Possible values: NOT STARTED, RUNNING, ERROR, and DONE.

Access logs for an executing job with:

job.status.logs

A summary of runs associated with each parameter combination can be accessed via:

job.run_meta

Viewing Results

Once complete, access results through the job.results attribute. All methods return either a pandas.DataFrame or pandas.Series.

State Occupancy

Access counts of agents in each state using:

job.results.state("MY_CONDITION", "MyState", "cumulative")

Population Size

Get time series of population size at day's end:

job.results.pop_size()

Epidemiological Weeks

Map simulated days to epidemiological weeks:

job.results.epi_weeks()

Dates

Map simulated day numbers to calendar dates:

job.results.dates()

Access output from FRED's print action:

job.results.print_output()

CSV Output

Access output written by FRED's print_csv action:

job.results.csv_output("my_file.csv")

File Output

Access output written by FRED's print_file action:

job.results.file_output("my_file.txt")

Numeric Variable

Get time series of numeric variable value:

job.results.numeric_var("my_numeric_var")

List Variable

Get time series of list variable value:

job.results.list_var("my_list_var")

Use optional argument for wide format display:

job.results.list_var("my_list_var", wide=True)

Table Variable

Get time series of table variable value:

job.results.table_var("my_table_var")

List Table Variable

Get time series of list table variable value:

job.results.list_table_var("my_list_table_var")

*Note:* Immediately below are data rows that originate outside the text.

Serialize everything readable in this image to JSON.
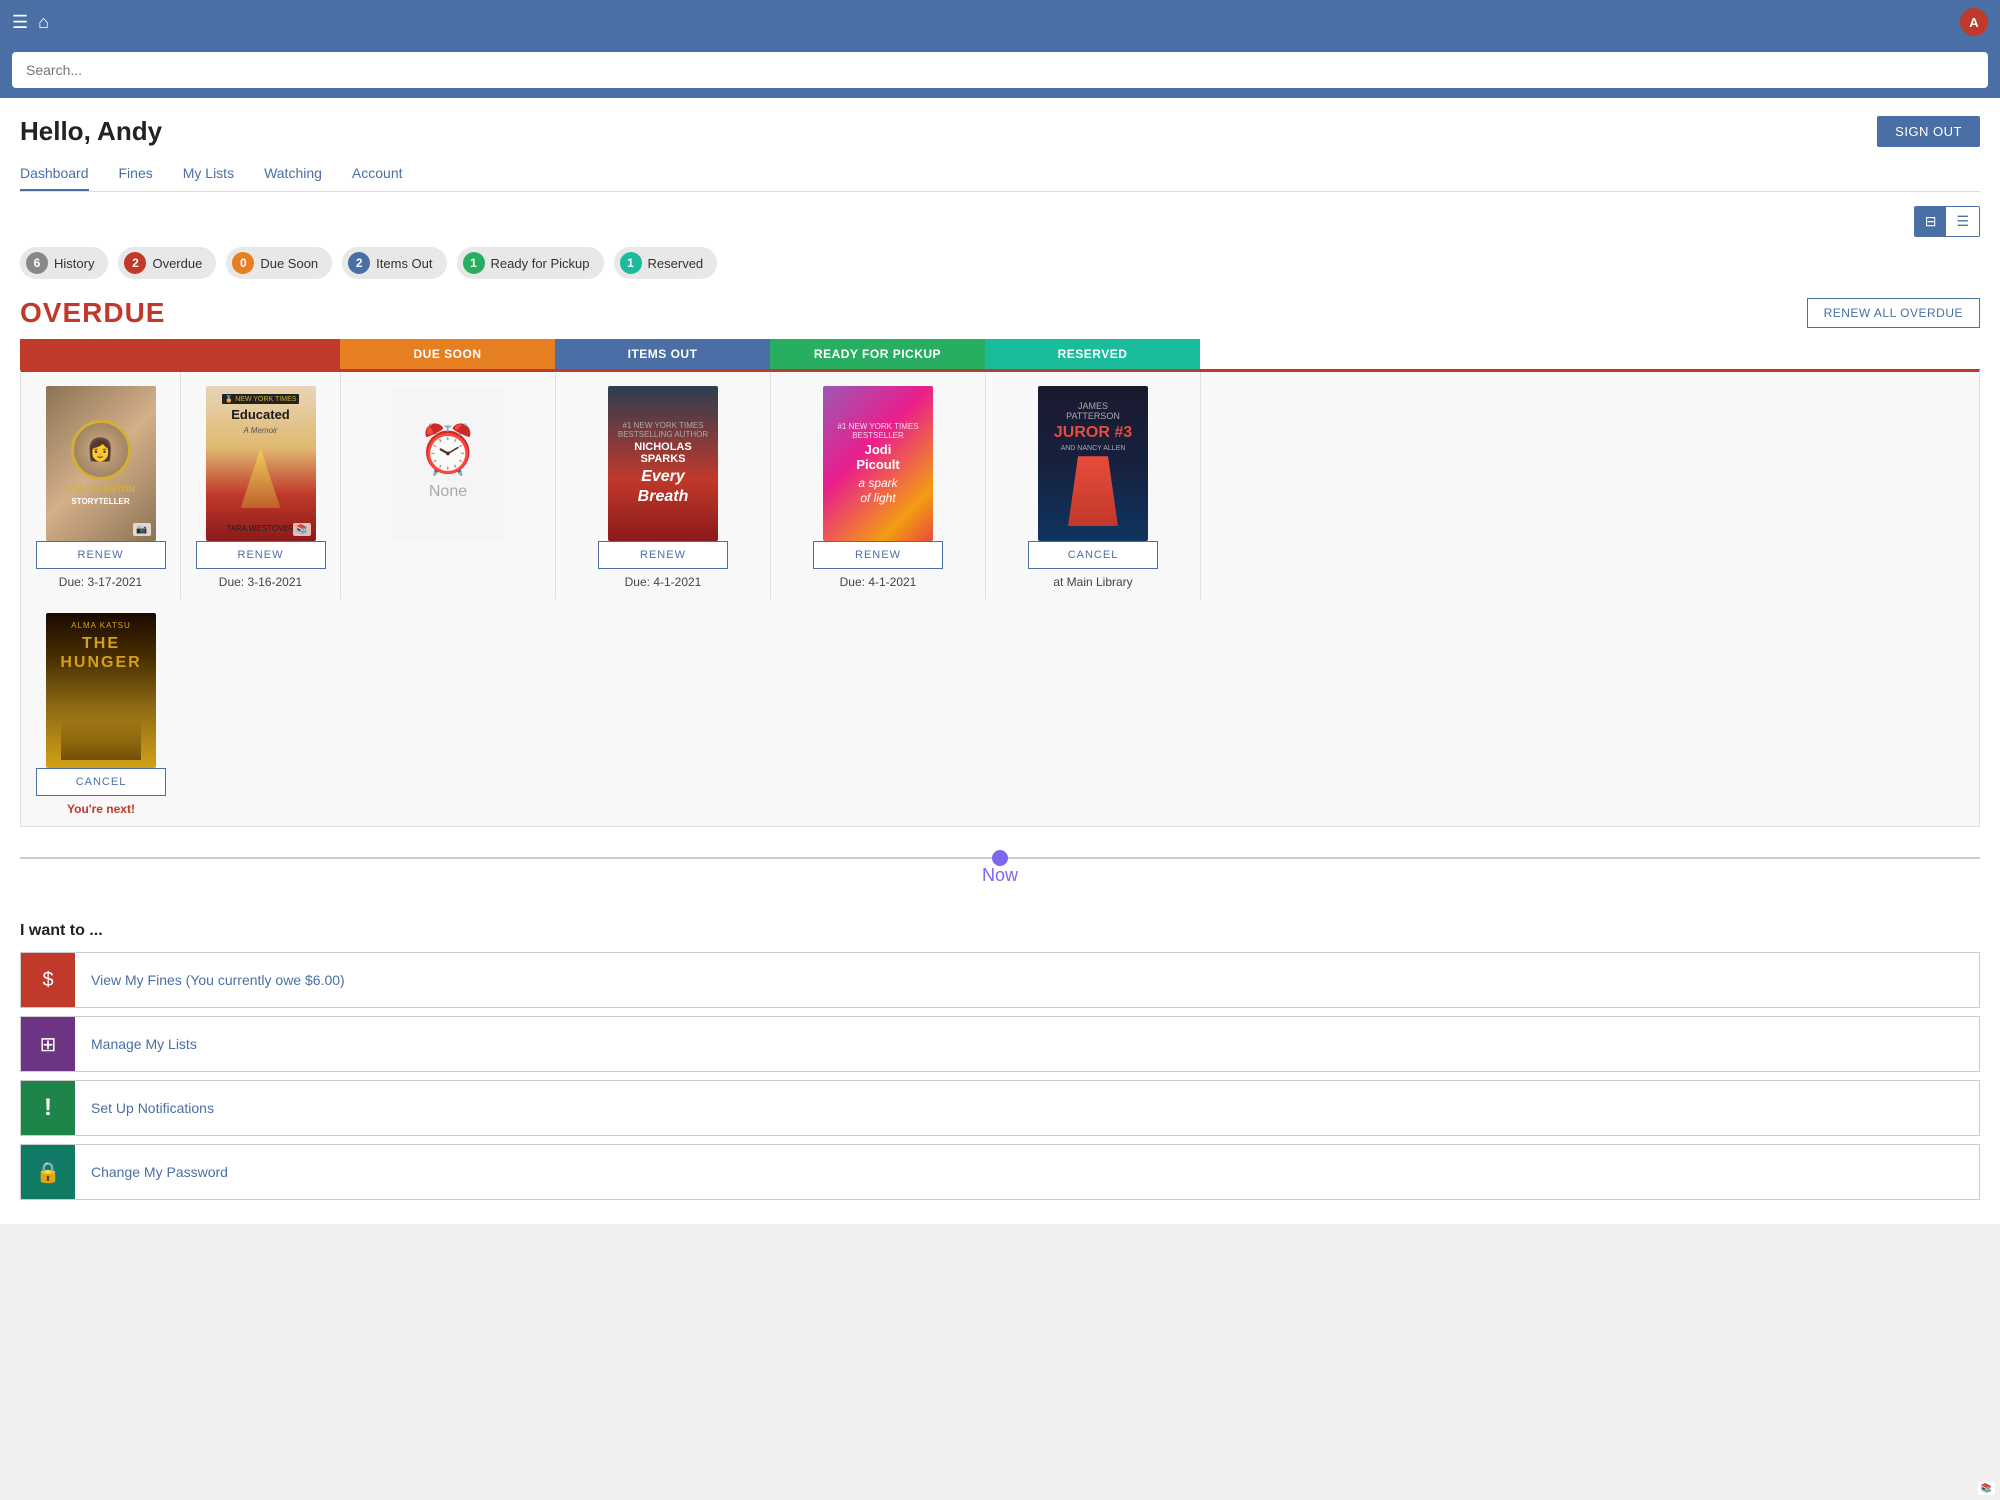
{
  "topbar": {
    "avatar_label": "A"
  },
  "search": {
    "placeholder": "Search..."
  },
  "header": {
    "greeting": "Hello, Andy",
    "sign_out": "SIGN OUT"
  },
  "tabs": [
    {
      "label": "Dashboard",
      "active": true
    },
    {
      "label": "Fines",
      "active": false
    },
    {
      "label": "My Lists",
      "active": false
    },
    {
      "label": "Watching",
      "active": false
    },
    {
      "label": "Account",
      "active": false
    }
  ],
  "pills": [
    {
      "count": 6,
      "label": "History",
      "color": "#888888"
    },
    {
      "count": 2,
      "label": "Overdue",
      "color": "#c0392b"
    },
    {
      "count": 0,
      "label": "Due Soon",
      "color": "#e67e22"
    },
    {
      "count": 2,
      "label": "Items Out",
      "color": "#4a6fa5"
    },
    {
      "count": 1,
      "label": "Ready for Pickup",
      "color": "#27ae60"
    },
    {
      "count": 1,
      "label": "Reserved",
      "color": "#1abc9c"
    }
  ],
  "overdue": {
    "title": "OVERDUE",
    "renew_all_label": "RENEW ALL OVERDUE"
  },
  "section_bars": [
    {
      "label": "",
      "type": "overdue"
    },
    {
      "label": "DUE SOON",
      "type": "due-soon"
    },
    {
      "label": "ITEMS OUT",
      "type": "items-out"
    },
    {
      "label": "READY FOR PICKUP",
      "type": "ready"
    },
    {
      "label": "RESERVED",
      "type": "reserved"
    }
  ],
  "books": [
    {
      "title": "Dolly Parton Storyteller",
      "type": "dolly",
      "action": "RENEW",
      "due": "Due: 3-17-2021"
    },
    {
      "title": "Educated",
      "author": "Tara Westover",
      "type": "educated",
      "action": "RENEW",
      "due": "Due: 3-16-2021"
    },
    {
      "title": "None",
      "type": "none",
      "action": "",
      "due": ""
    },
    {
      "title": "Every Breath",
      "author": "Nicholas Sparks",
      "type": "every-breath",
      "action": "RENEW",
      "due": "Due: 4-1-2021"
    },
    {
      "title": "A Spark of Light",
      "author": "Jodi Picoult",
      "type": "spark",
      "action": "RENEW",
      "due": "Due: 4-1-2021"
    },
    {
      "title": "Juror #3",
      "author": "James Patterson",
      "type": "juror",
      "action": "CANCEL",
      "due": "at Main Library"
    },
    {
      "title": "The Hunger",
      "author": "Alma Katsu",
      "type": "hunger",
      "action": "CANCEL",
      "due": "You're next!"
    }
  ],
  "timeline": {
    "now_label": "Now"
  },
  "i_want": {
    "title": "I want to ...",
    "items": [
      {
        "label": "View My Fines (You currently owe $6.00)",
        "icon": "$",
        "color": "icon-red"
      },
      {
        "label": "Manage My Lists",
        "icon": "⊞",
        "color": "icon-purple"
      },
      {
        "label": "Set Up Notifications",
        "icon": "!",
        "color": "icon-darkgreen"
      },
      {
        "label": "Change My Password",
        "icon": "🔒",
        "color": "icon-teal"
      }
    ]
  }
}
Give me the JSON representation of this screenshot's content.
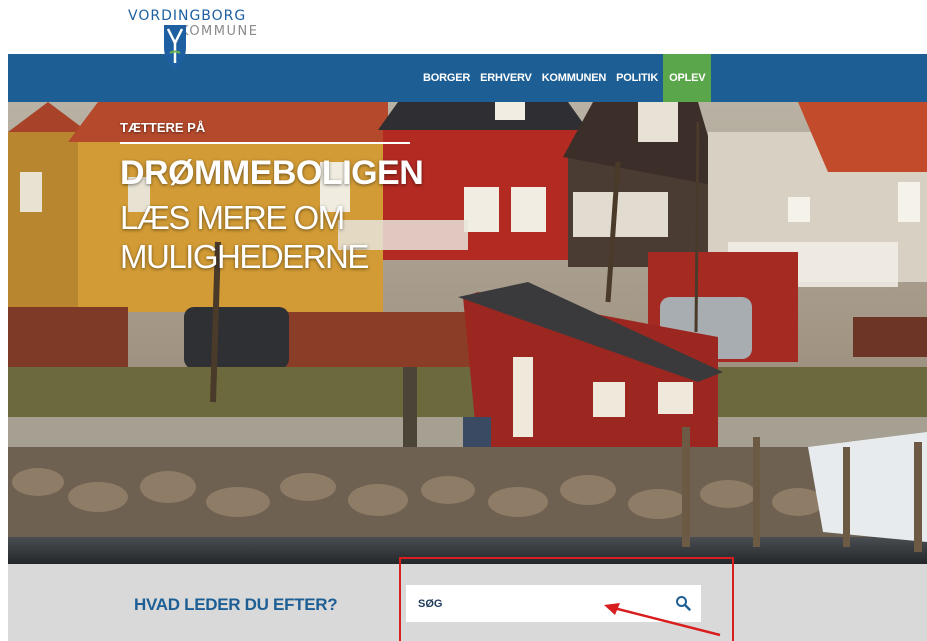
{
  "logo": {
    "line1": "VORDINGBORG",
    "line2": "KOMMUNE"
  },
  "nav": {
    "items": [
      {
        "label": "BORGER"
      },
      {
        "label": "ERHVERV"
      },
      {
        "label": "KOMMUNEN"
      },
      {
        "label": "POLITIK"
      },
      {
        "label": "OPLEV",
        "active": true
      }
    ]
  },
  "hero": {
    "eyebrow": "TÆTTERE PÅ",
    "title": "DRØMMEBOLIGEN",
    "subtitle": "LÆS MERE OM MULIGHEDERNE"
  },
  "search": {
    "question": "HVAD LEDER DU EFTER?",
    "placeholder": "SØG",
    "value": ""
  },
  "colors": {
    "brand_blue": "#1d5f95",
    "active_green": "#5aa64a",
    "search_band": "#d9d9d9",
    "annotation_red": "#d81e1e"
  },
  "icons": {
    "search": "search-icon",
    "logo": "logo-shield-icon"
  }
}
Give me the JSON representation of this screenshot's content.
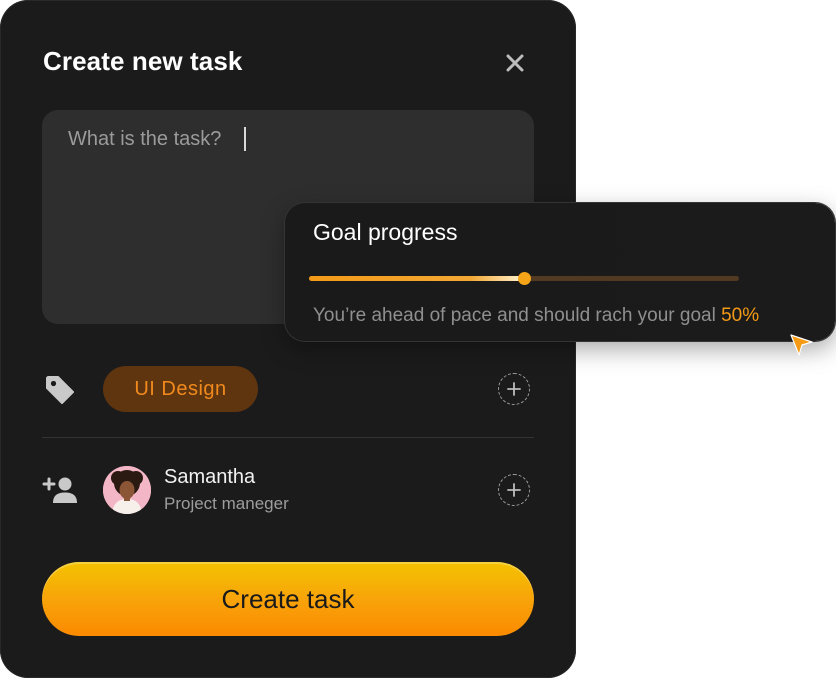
{
  "modal": {
    "title": "Create new task",
    "close_icon": "close-icon",
    "task_placeholder": "What is the task?",
    "task_value": ""
  },
  "tags": {
    "icon": "tag-icon",
    "items": [
      {
        "label": "UI Design"
      }
    ],
    "add_icon": "plus-icon"
  },
  "assignee": {
    "icon": "add-user-icon",
    "name": "Samantha",
    "role": "Project maneger",
    "add_icon": "plus-icon"
  },
  "actions": {
    "create_label": "Create task"
  },
  "goal_popup": {
    "title": "Goal progress",
    "progress": 0.5,
    "description": "You’re ahead of pace and should rach your goal",
    "percent_label": "50%"
  },
  "colors": {
    "accent": "#f39a16",
    "card_bg": "#1c1b1c",
    "chip_bg": "#5f3510",
    "button_gradient_top": "#f3c300",
    "button_gradient_bottom": "#fb8a00"
  }
}
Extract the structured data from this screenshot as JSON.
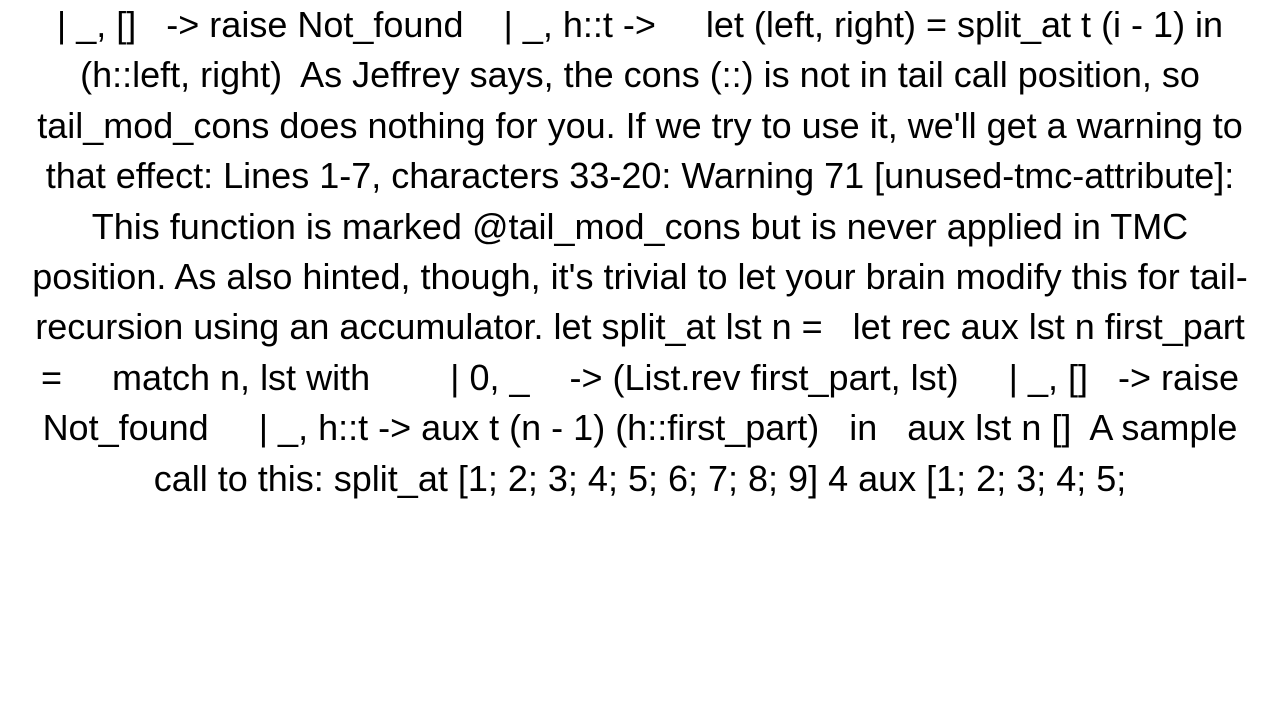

Use wide format display option:

job.results.list_table_var("my_list_table_var", wide=True)

Revisiting a Previously Executed Job

To obtain a previously executed job object (e.g., for results access):

job = Job.from_key("my-job")

Retrieving Results for a Previously Executed Job

Retrieve results for an executed job using:

jobResults = Job.from_key("my-job")
jobResults.results.download(jobResults.key)
jobResults.results.dates()

Retrieve a List of Valid Job Keys

Retrieve valid job keys for loading completed jobs from previous sessions:

job = Job.list_keys()

Retrieve a List of Runs Associated with a Particular Job

Retrieve runs associated with any particular job using:

job.list_runs()

Deleting a Job

Delete data for an executed job by calling:

job.delete()

To suppress confirmation prompts (e.g., for multiple jobs), pass interactive=False.